Mr Ingraham’s KYC concerns echo those of Fred Smith QC, the Callenders & Co attorney and partner, who on Wednesday told Tribune Business that the “suffocating” due diligence procedures had blocked a five-year effort to add another lawyer as a signatory on his firm’s bank account.
Mr Smith argued that the over-zealous application of the KYC regime by compliance officers and financial institutions was “stifling” routine commercial transactions in the Bahamas, with the procedures akin to “the tail that wags the economic dog”.
He urged the Minnis administration to legislate a more “reasonable” KYC regime, suggesting that the current rules - and the way in which they were being applied - were deterring potential foreign direct investment (FDI).
Complaints about the Bahamas’ KYC regime are nothing new, and have frequently been voiced since its introduction in 2000 as part of the Bahamas’ regulatory reform package to escape the Financial Action Task Force (FATF) ‘blacklisting’.
Many Bahamians frequently suggest it is far easier to open a bank account in Miami or New York compared to Nassau because this nation’s reforms went too far.
Mr Rolle, meanwhile, said the risk-based KYC approach was part of the Central Bank’s strategy to ensure that more residents were brought into the formal banking system.
“We’re putting the thrust on financial inclusion,” he added, “and the ease of opening an account in the banking system.
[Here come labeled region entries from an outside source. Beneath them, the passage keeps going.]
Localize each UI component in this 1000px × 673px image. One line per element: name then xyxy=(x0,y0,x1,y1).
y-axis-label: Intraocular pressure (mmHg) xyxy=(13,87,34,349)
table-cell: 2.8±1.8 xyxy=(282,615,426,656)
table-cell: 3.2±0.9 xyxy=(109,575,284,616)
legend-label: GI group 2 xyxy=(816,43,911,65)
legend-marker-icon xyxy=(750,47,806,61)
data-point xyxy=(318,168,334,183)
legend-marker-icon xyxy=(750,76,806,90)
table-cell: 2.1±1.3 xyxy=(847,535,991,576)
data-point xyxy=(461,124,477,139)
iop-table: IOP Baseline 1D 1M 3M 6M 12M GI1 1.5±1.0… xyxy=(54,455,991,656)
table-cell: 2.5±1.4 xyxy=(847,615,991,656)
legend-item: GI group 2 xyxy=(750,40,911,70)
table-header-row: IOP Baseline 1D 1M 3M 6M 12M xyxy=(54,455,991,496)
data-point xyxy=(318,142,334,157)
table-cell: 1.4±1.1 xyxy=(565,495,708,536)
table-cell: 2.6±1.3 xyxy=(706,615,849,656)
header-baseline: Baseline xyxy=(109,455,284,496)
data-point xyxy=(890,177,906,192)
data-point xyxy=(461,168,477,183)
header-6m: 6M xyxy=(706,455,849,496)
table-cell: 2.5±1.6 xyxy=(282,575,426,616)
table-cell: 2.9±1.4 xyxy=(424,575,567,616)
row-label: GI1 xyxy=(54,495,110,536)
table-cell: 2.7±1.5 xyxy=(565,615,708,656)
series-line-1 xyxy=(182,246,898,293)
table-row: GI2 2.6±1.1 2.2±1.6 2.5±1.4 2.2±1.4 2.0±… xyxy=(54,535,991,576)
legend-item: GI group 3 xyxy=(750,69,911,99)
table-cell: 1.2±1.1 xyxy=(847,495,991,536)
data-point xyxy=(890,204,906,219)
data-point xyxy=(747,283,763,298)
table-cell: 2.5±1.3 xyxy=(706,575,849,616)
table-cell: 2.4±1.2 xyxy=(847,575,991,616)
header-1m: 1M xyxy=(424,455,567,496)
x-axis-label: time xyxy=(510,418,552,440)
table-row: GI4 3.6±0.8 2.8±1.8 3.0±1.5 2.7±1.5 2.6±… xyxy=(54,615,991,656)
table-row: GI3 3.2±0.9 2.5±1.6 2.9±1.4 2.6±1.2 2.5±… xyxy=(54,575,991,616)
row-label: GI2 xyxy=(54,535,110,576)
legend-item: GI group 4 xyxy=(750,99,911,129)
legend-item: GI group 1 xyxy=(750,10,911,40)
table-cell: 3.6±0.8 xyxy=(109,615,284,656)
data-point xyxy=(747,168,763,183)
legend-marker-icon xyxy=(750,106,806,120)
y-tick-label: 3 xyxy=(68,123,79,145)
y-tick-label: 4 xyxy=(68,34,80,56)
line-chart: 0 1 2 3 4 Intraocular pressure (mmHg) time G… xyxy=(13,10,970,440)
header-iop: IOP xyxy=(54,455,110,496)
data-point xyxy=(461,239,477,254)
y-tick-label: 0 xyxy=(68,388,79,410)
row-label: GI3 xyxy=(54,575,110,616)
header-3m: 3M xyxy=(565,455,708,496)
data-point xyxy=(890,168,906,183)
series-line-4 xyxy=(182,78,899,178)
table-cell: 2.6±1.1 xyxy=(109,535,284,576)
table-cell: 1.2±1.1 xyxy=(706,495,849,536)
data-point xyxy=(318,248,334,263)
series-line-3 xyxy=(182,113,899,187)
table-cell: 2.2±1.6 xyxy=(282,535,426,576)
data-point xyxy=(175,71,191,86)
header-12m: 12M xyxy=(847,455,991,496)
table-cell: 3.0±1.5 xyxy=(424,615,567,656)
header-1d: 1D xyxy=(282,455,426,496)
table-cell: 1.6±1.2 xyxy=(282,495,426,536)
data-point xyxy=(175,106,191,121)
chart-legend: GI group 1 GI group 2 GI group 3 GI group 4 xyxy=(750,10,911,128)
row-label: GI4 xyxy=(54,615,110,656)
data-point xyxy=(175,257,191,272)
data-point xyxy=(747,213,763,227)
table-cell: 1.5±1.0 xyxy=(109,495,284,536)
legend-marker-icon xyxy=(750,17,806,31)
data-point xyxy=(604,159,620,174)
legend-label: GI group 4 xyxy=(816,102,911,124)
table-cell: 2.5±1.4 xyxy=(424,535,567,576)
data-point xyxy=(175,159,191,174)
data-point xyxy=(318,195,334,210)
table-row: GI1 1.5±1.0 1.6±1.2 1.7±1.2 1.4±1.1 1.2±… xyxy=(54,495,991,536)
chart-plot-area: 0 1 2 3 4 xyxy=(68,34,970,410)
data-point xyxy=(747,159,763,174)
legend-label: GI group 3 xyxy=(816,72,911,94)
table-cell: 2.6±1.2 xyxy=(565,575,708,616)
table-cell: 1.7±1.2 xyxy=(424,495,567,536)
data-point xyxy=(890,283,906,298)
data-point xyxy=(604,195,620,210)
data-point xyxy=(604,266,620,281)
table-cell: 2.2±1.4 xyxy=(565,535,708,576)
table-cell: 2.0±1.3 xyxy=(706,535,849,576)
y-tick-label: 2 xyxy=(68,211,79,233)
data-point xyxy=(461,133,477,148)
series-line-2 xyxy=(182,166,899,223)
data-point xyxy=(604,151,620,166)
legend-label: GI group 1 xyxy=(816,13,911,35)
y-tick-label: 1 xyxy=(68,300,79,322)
We have a sizeable immigrant population in the Bahamas that is completely shut off. We have to reduce the exposure of this population to criminality and other ills from amassing unbanked cash.”
The Governor acknowledged that developing a consumer protection framework for Bahamian financial services customers was “long overdue”, revealing that the Central Bank was recommending the creation of an industry ombudsman.
“We’re looking, from an advisory point of view, having in place in the near term a financial services ombudsman, so that there is a more defined mechanism for persons to seek recourse around disputes involving products and services,” Mr Rolle said.
“While it’s most effective with supporting legislation in place, we anticipate significant benefits from such an office even before that happens.”
Mr Rolle said the Central Bank expected to be “fully entrenched” in its consumer protection plans within nine months, having already sought bids from companies to assist it on the project.
The banking sector regulator is also planning to work with fellow supervisors, the Insurance Commission of the Bahamas and Securities Commission, to make sure “we’re all on the same page” on the issue.
“There’s a need for consumers to better understand their rights as users of financial products and services,” Mr Rolle said. “We believe that functional financial literacy provides the best form of consumer protection.
“We want citizens to have a much better understanding of debt management issues. How much debt is too much?”